Starting work as a clinical dietician at Counties Manukau, the "little skinny white girl from a private school in Christchurch" got a wake-up when her idealised approach failed to deliver what was needed in the real world.
"I really wanted to be that dietician that changed the world and I realised very quickly that wasn't really going to happen with traditional ways of working."
Seeing as many as 30 people a day at the obesity and diabetes clinic, Reid says filling in food diaries and preaching the benefits of fruit and vegetables wasn't helping a population who had bigger problems, pushing health down their priority list.
"You realise very quickly that there are a whole lot of other needs that aren't met in their lives and they become far more important than somebody's health."
It was the mid-90s and weight-loss drug Xenical was about to be launched in New Zealand.
Drug company Roche poached Reid to run a support programme, including 24 nurses in a call centre, to coach people on the lifestyle changes needed to make the drug treatment successful.
The switch "to the dark side" took her around the world to the UK, when Roche launched the drug there, setting up a similar structure to form part of its global telehealth support network.
"That was probably my first taste of how frustrating it was not to have technology-enabled systems to help capture some of the amazing work we were doing across the world."
Everything was paper-based, right down to individual market research for each country, which meant lessons learnt and study results were hard to transfer between markets.
"We didn't have any technology system that drove those programmes or helped us and we spent an awful lot of money duplicating effort across the world.
"We would do that very differently today."
When her first child was born, Reid reassessed her 90-minute commute from London to Roche's headquarters in Welwyn Garden City and took a job at advertising giant DDB's small but growing health business.
As a strategic planner, Reid was brought in to work with big name customers - Pfizer, Johnson & Johnson, Janssen and Roche - on marketing or branding problems.
At DDB, straddling the divide between the creatives and the product teams, Reid was able to experience how different pharmaceutical businesses, with different corporate cultures and leadership, took their product lines to market.
"Had I expected I was going to end up there? "Never in a million years.
"When I was training as a dietician, I never thought I was going to end up in an advertising company.
"You wonder how your career got you there, but I guess I was still very passionate about health."
That passion for health eventually saw her ditch the advertising world.

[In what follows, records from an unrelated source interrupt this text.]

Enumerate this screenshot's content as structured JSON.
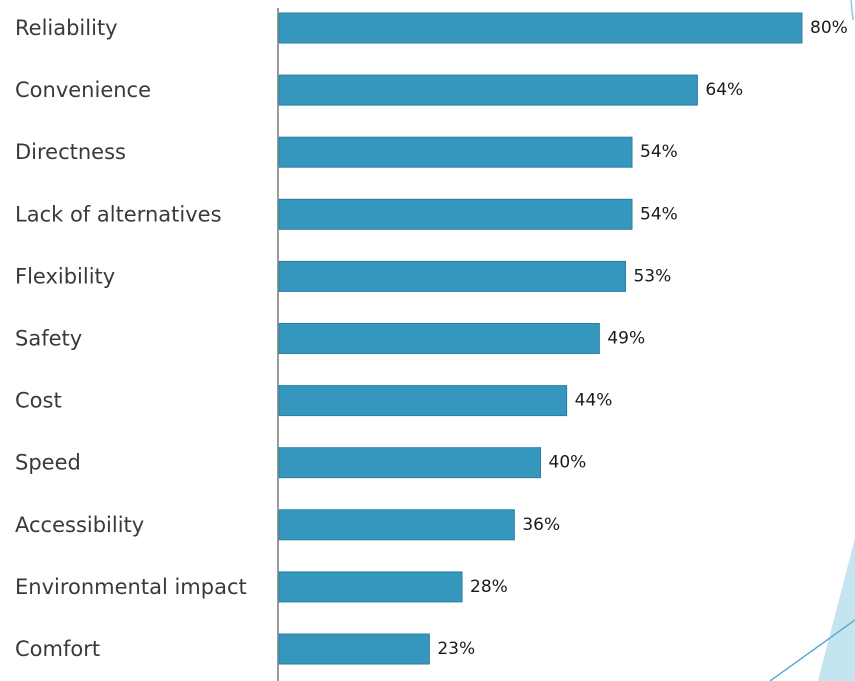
{
  "chart_data": {
    "type": "bar",
    "orientation": "horizontal",
    "categories": [
      "Reliability",
      "Convenience",
      "Directness",
      "Lack of alternatives",
      "Flexibility",
      "Safety",
      "Cost",
      "Speed",
      "Accessibility",
      "Environmental impact",
      "Comfort"
    ],
    "values": [
      80,
      64,
      54,
      54,
      53,
      49,
      44,
      40,
      36,
      28,
      23
    ],
    "value_labels": [
      "80%",
      "64%",
      "54%",
      "54%",
      "53%",
      "49%",
      "44%",
      "40%",
      "36%",
      "28%",
      "23%"
    ],
    "title": "",
    "xlabel": "",
    "ylabel": "",
    "xlim": [
      0,
      80
    ],
    "grid": false,
    "legend": "none",
    "colors": {
      "bar": "#3597bd",
      "bar_edge": "#2a7fa2",
      "axis": "#9a9a9a",
      "category_text": "#3a3a3a",
      "value_text": "#1a1a1a",
      "decoration_fill": "#b9dfed",
      "decoration_line": "#5aaed0"
    }
  }
}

She says the epiphany came in a meeting with senior executives, when a decision had to be made between using "you" or "your" in a strapline.

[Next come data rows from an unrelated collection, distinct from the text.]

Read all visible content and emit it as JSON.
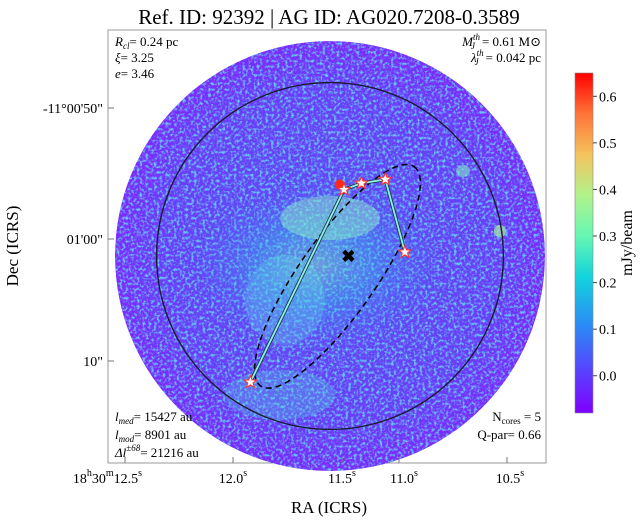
{
  "chart_data": {
    "type": "heatmap",
    "title": "Ref. ID: 92392 | AG ID: AG020.7208-0.3589",
    "xlabel": "RA (ICRS)",
    "ylabel": "Dec (ICRS)",
    "x_ticks": [
      {
        "prefix": "18",
        "prefix_sup": "h",
        "mid": "30",
        "mid_sup": "m",
        "main": "12.5",
        "sup": "s"
      },
      {
        "prefix": "",
        "prefix_sup": "",
        "mid": "",
        "mid_sup": "",
        "main": "12.0",
        "sup": "s"
      },
      {
        "prefix": "",
        "prefix_sup": "",
        "mid": "",
        "mid_sup": "",
        "main": "11.5",
        "sup": "s"
      },
      {
        "prefix": "",
        "prefix_sup": "",
        "mid": "",
        "mid_sup": "",
        "main": "11.0",
        "sup": "s"
      },
      {
        "prefix": "",
        "prefix_sup": "",
        "mid": "",
        "mid_sup": "",
        "main": "10.5",
        "sup": "s"
      }
    ],
    "y_ticks": [
      "-11°00'50\"",
      "01'00\"",
      "10\""
    ],
    "colorbar": {
      "label": "mJy/beam",
      "range": [
        -0.08,
        0.65
      ],
      "ticks": [
        0.0,
        0.1,
        0.2,
        0.3,
        0.4,
        0.5,
        0.6
      ],
      "tick_labels": [
        "0.0",
        "0.1",
        "0.2",
        "0.3",
        "0.4",
        "0.5",
        "0.6"
      ],
      "colormap": "rainbow"
    },
    "annotations": {
      "top_left": [
        {
          "sym": "R",
          "sub": "cl",
          "sup": "",
          "val": "= 0.24 pc"
        },
        {
          "sym": "ξ",
          "sub": "",
          "sup": "",
          "val": "= 3.25"
        },
        {
          "sym": "e",
          "sub": "",
          "sup": "",
          "val": "= 3.46"
        }
      ],
      "top_right": [
        {
          "sym": "M",
          "sub": "J",
          "sup": "th",
          "val": "= 0.61 M⊙"
        },
        {
          "sym": "λ",
          "sub": "J",
          "sup": "th",
          "val": "= 0.042 pc"
        }
      ],
      "bottom_left": [
        {
          "sym": "l",
          "sub": "med",
          "sup": "",
          "val": "= 15427 au"
        },
        {
          "sym": "l",
          "sub": "mod",
          "sup": "",
          "val": "= 8901 au"
        },
        {
          "sym": "Δl",
          "sub": "",
          "sup": "±68",
          "val": "= 21216 au"
        }
      ],
      "bottom_right": [
        "N",
        "cores",
        " = 5",
        "Q-par= 0.66"
      ]
    },
    "cores": [
      {
        "ra_s": 11.92,
        "dec_arcsec": 71.5
      },
      {
        "ra_s": 11.49,
        "dec_arcsec": 56.4
      },
      {
        "ra_s": 11.41,
        "dec_arcsec": 55.9
      },
      {
        "ra_s": 11.3,
        "dec_arcsec": 55.6
      },
      {
        "ra_s": 11.21,
        "dec_arcsec": 61.3
      }
    ],
    "centroid": {
      "ra_s": 11.47,
      "dec_arcsec": 61.6
    },
    "peak_emission": {
      "ra_s": 11.51,
      "dec_arcsec": 56.0,
      "value": 0.6
    },
    "mst_edges": [
      [
        0,
        1
      ],
      [
        1,
        2
      ],
      [
        2,
        3
      ],
      [
        3,
        4
      ]
    ],
    "ellipse": {
      "ra_s": 11.52,
      "dec_arcsec": 63.2,
      "major_arcsec": 21.0,
      "minor_arcsec": 6.0,
      "angle_deg": -55
    },
    "circle_radius_arcsec": 13.6,
    "colors": {
      "ellipse": "#000000",
      "mst": "#8ff0ea",
      "marker_fill": "#ffffff",
      "marker_edge": "#ff3030",
      "circle": "#1a1a2e"
    }
  }
}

"I just think I was starting to not really do what I was passionate about, which was caring for people and helping people improve their lives."
Around this time, New Zealand company Atlantis Health, healthcare psychology specialists, connected with her through the London-Kiwi network with an offer to establish a local office.
In the four years that she ran Atlantis' London operations, it grew from three staff to 60, adding European bases in Spain and Germany.
Although she was thoroughly settled in London in a growing business, the Christchurch earthquakes highlighted the distance between Reid and her parents, who lost their home in the quakes.
She returned to New Zealand with Atlantis Health, staying a total of seven years with the firm across the two countries, before moving to Orion Health a year ago.
Reid was attracted by the potential of Orion's technology to automate healthcare provision, with the eventual goal of delivering personalised, individual healthcare.
It's this linking of personal health data, including genetic information, and layering it with information on diet and social circumstances, which will totally change the way healthcare is delivered, she says.
"That gets me very excited."
Reid says she'd never claim to be "hugely technically savvy".
"But I don't think I need to be," she says, "I've got very talented people in my team that know how to do that."